= Eric Dowling =

Eric Perry Dowling (22 July 1915 – 21 July 2008) was a British Royal Air Force navigator who participated in the Second World War breakout known as "The Great Escape".

Dowling was born on 22 July 1915 in Glastonbury, Somerset. Before the Second World War he worked for his father, a miller and cattle food Manufacturer.

250 prisoners of war, in all, had been set to attempt an escape via three tunnels ("Tom", "Dick" and "Harry"). One tunnel was uncovered by guards. Another was used to store the earth excavated from Harry. The remaining tunnel, whose entrance was concealed beneath a stove in one of the huts, was too short to allow the airmen to emerge in the nearby woodland, and the men made a dash for cover over open ground.

76 men managed this undetected, but the next man was spotted and the escape curtailed.
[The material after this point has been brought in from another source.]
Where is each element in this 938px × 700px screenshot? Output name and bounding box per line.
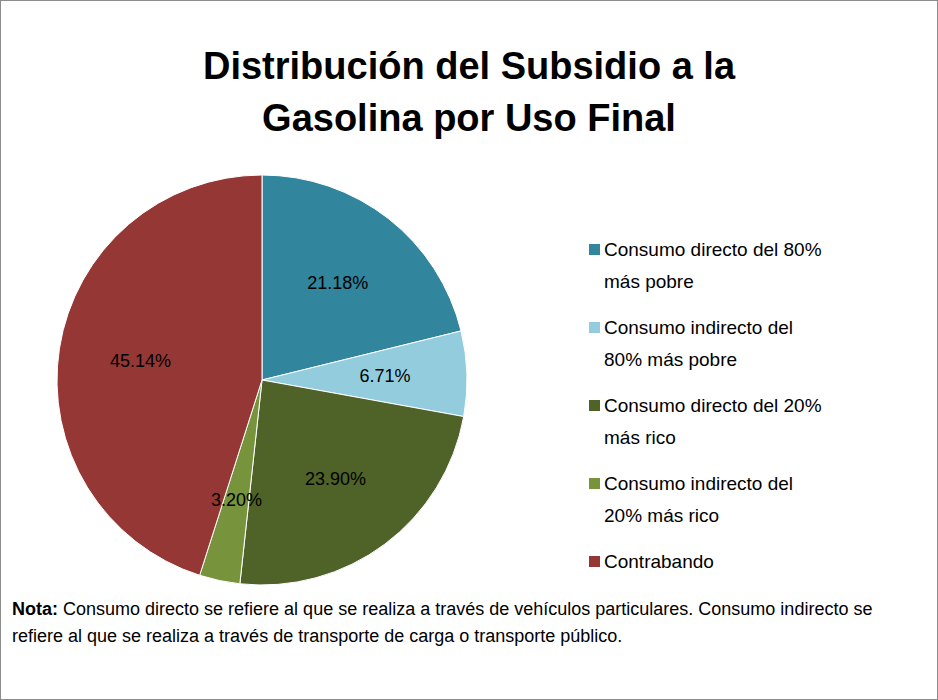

All but two of the escapees were recaptured.
50 officers among them were executed on Hitler's orders. Dowling, who personally knew some of those officers, was reportedly less than impressed with the Hollywood film version of the events.

While imprisoned he became fluent in five languages. He achieved the rank of squadron leader. He later worked in Norway as an air crash investigator for the RAF, where he met the woman who would become his wife, Agnes Marie.

==Family==
Dowling married Agnes Marie in January 1946 in Norway after a six-week courtship. They had a son and a daughter. After leaving the RAF, Dowling worked for British Aerospace at Filton, Bristol. Agnes died in 1997 add Dowling died on 21 July 2008 at Stoke Bishop.